Friday, June 18, 2010

Duck Fishing

This is a true story about me helping a duck.

When I was 17, maybe a month out of high school, I spent the day with a friend I hadn't seen much of since graduation. Among other hanging out and catching up, she and I went for a walk around Lake George in St. Cloud, MN. About three-quarters of the way through our circumnavigation of the lake I noticed some young-ish boys [I would guess they were probably somewhere between 8 and 12 years old] in kind of a panic and then a female duck rampaging among them. It didn't take long to discover that the boys had been doing some catch and release fishing when one of them had hooked poor Mama Duck in the leg. I ended up deciding to take the initiative to physically imobilize the duck, push the fish hook through her leg and sever the fishing line so that she could get away relatively unharmed. I think I may have gotten some scratches on my arm but I really don't remember. It can't have been anything serious.

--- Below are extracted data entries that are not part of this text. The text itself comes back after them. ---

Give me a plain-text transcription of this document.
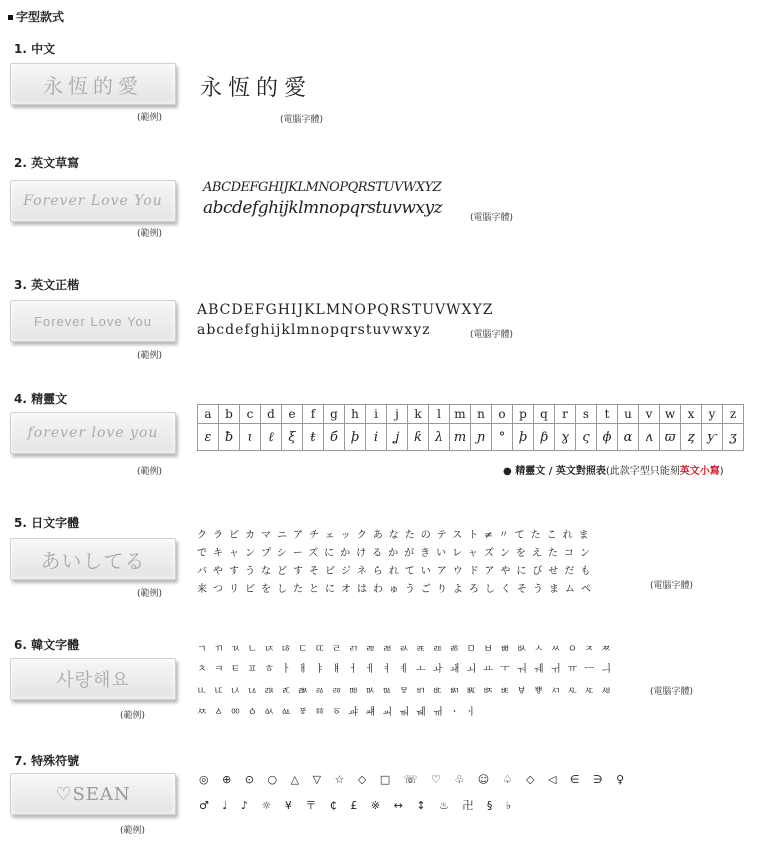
字型款式
1. 中文
永恆的愛
(範例)
永恆的愛
(電腦字體)
2. 英文草寫
Forever Love You
(範例)
ABCDEFGHIJKLMNOPQRSTUVWXYZ
abcdefghijklmnopqrstuvwxyz	(電腦字體)
3. 英文正楷
Forever Love You
(範例)
ABCDEFGHIJKLMNOPQRSTUVWXYZ
abcdefghijklmnopqrstuvwxyz	(電腦字體)
4. 精靈文
forever love you
(範例)
a	b	c	d	e	f	g	h	i	j	k	l	m	n	o	p	q	r	s	t	u	v	w	x	y	z
ε	ƀ	ɩ	ℓ	ξ	ŧ	б	þ	i	ʝ	ƙ	λ	m	ɲ	°	ϸ	ƥ	ɣ	ς	ϕ	ɑ	ʌ	ϖ	ȥ	ƴ	ʒ
● 精靈文 / 英文對照表(此款字型只能刻英文小寫)
5. 日文字體
あいしてる
(範例)
クラピカマニアチェックあなたのテスト≠〃てたこれま
でキャンプシーズにかけるかがきいレャズンをえたコン
バやすうなどすそビジネられていアウドアやにびせだも
来つリピをしたとにオはわゅうごりよろしくそうまムペ	(電腦字體)
6. 韓文字體
사랑해요
(範例)
ㄱ ㄲ ㄳ ㄴ ㄵ ㄶ ㄷ ㄸ ㄹ ㄺ ㄻ ㄼ ㄽ ㄾ ㄿ ㅀ ㅁ ㅂ ㅃ ㅄ ㅅ ㅆ ㅇ ㅈ ㅉ
ㅊ ㅋ ㅌ ㅍ ㅎ ㅏ ㅐ ㅑ ㅒ ㅓ ㅔ ㅕ ㅖ ㅗ ㅘ ㅙ ㅚ ㅛ ㅜ ㅝ ㅞ ㅟ ㅠ ㅡ ㅢ
ㅥ ㅦ ㅧ ㅨ ㅩ ㅪ ㅫ ㅬ ㅭ ㅮ ㅯ ㅰ ㅱ ㅲ ㅳ ㅴ ㅵ ㅶ ㅷ ㅸ ㅹ ㅺ ㅻ ㅼ ㅽ
ㅾ ㅿ ㆀ ㆁ ㆂ ㆃ ㆄ ㆅ ㆆ ㆇ ㆈ ㆉ ㆊ ㆋ ㆌ ㆍ ㆎ
(電腦字體)
7. 特殊符號
♡SEAN
(範例)
◎ ⊕ ⊙ ○ △ ▽ ☆ ◇ □ ☏ ♡ ♧ ☺ ♤ ◇ ◁ ∈ ∋ ♀
♂ ♩ ♪ ☼ ¥ 〒 ₵ £ ※ ↔ ↕ ♨ 卍 § ♭
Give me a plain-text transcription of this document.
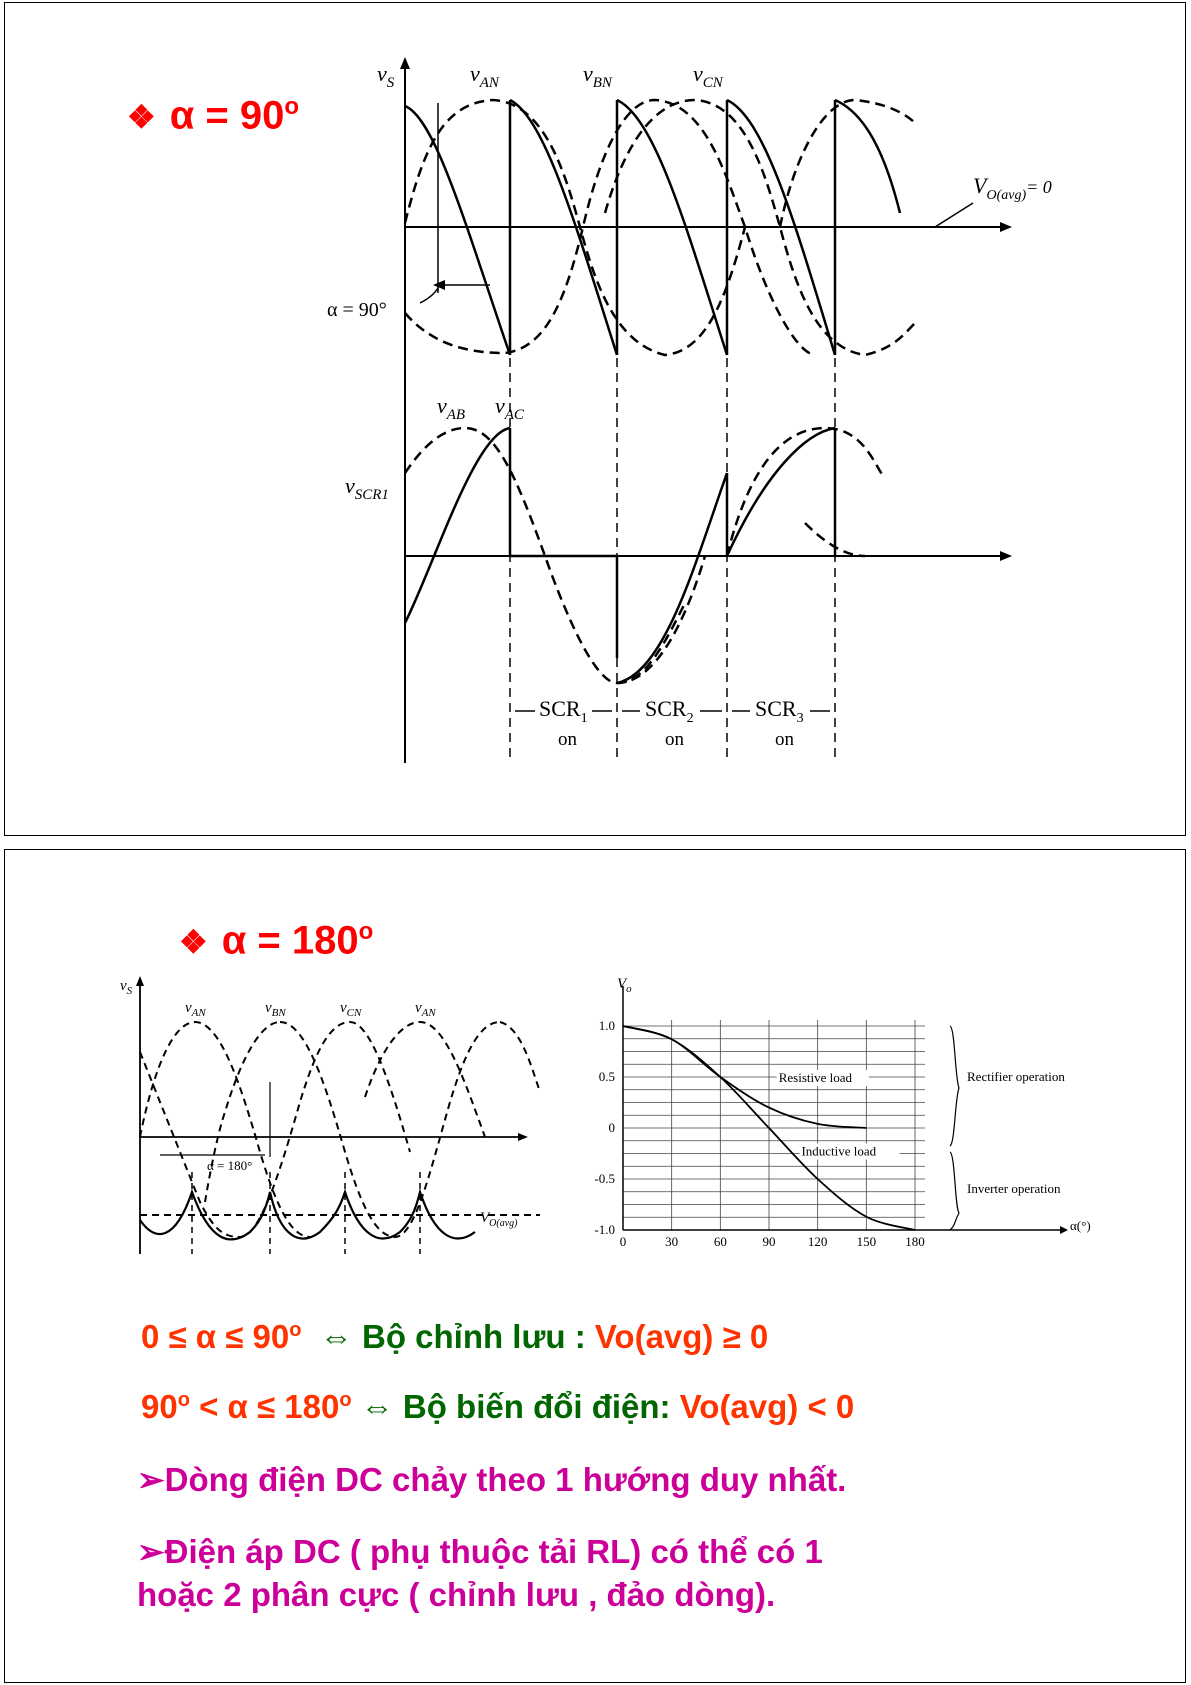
❖ $\alpha = 90^o$
$v_S$	$v_{AN}$	$v_{BN}$	$v_{CN}$
$V_{O(avg)}^{= 0}$
α = 90°
$v_{AB}$ $v_{AC}$
$v_{SCR1}$
$SCR_1$	$SCR_2$	$SCR_3$
on	on	on
❖ $\alpha = 180^o$
$v_S$
$v_{AN}$	$v_{BN}$	$v_{CN}$	$v_{AN}$
α = 180°
$V_{O(avg)}$
Resistive load
Inductive load
0	30	60	90 120 150 180
1.0
0.5
0
-0.5
-1.0
$V_o$
α(°)
Rectifier operation
Inverter operation
$0 \le \alpha \le 90^o$ ⇔ Bộ chỉnh lưu : Vo(avg) ≥ 0
$90^o < \alpha \le 180^o$ ⇔ Bộ biến đổi điện: Vo(avg) < 0
➢Dòng điện DC chảy theo 1 hướng duy nhất.
➢Điện áp DC ( phụ thuộc tải RL) có thể có 1
hoặc 2 phân cực ( chỉnh lưu , đảo dòng).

In hindsight it's easy for me to wonder to my self why I wasn't paying closer attention to what I was doing back then. Why didn't I think, "Wow! I feel really good about assisting this helpless animal out. I enjoy seeing and interacting with animals. Why don't I make a profession out of that?" But that's hindsight. When I was 17 and waiing to turn 18 and start college I was preoccupied with my social life. I was focused on my lack of a girlfriend, and self-destructively certain that I was going to ride my ROTC scholarship into an Army comission and have a very clearly linear millitary career, never mind the possibility of me dying. I really had no idea beyond that what I wanted to do. I was short-sighted, lonely, unconsciously depressed and self-destructive. But in hindsight the lesson of that experience is clear to me. Now I feel more motivated and ambitious than I ever have in my life with respect to my career. I want to be a vet, and I hope that, that is where the path of my life leads me.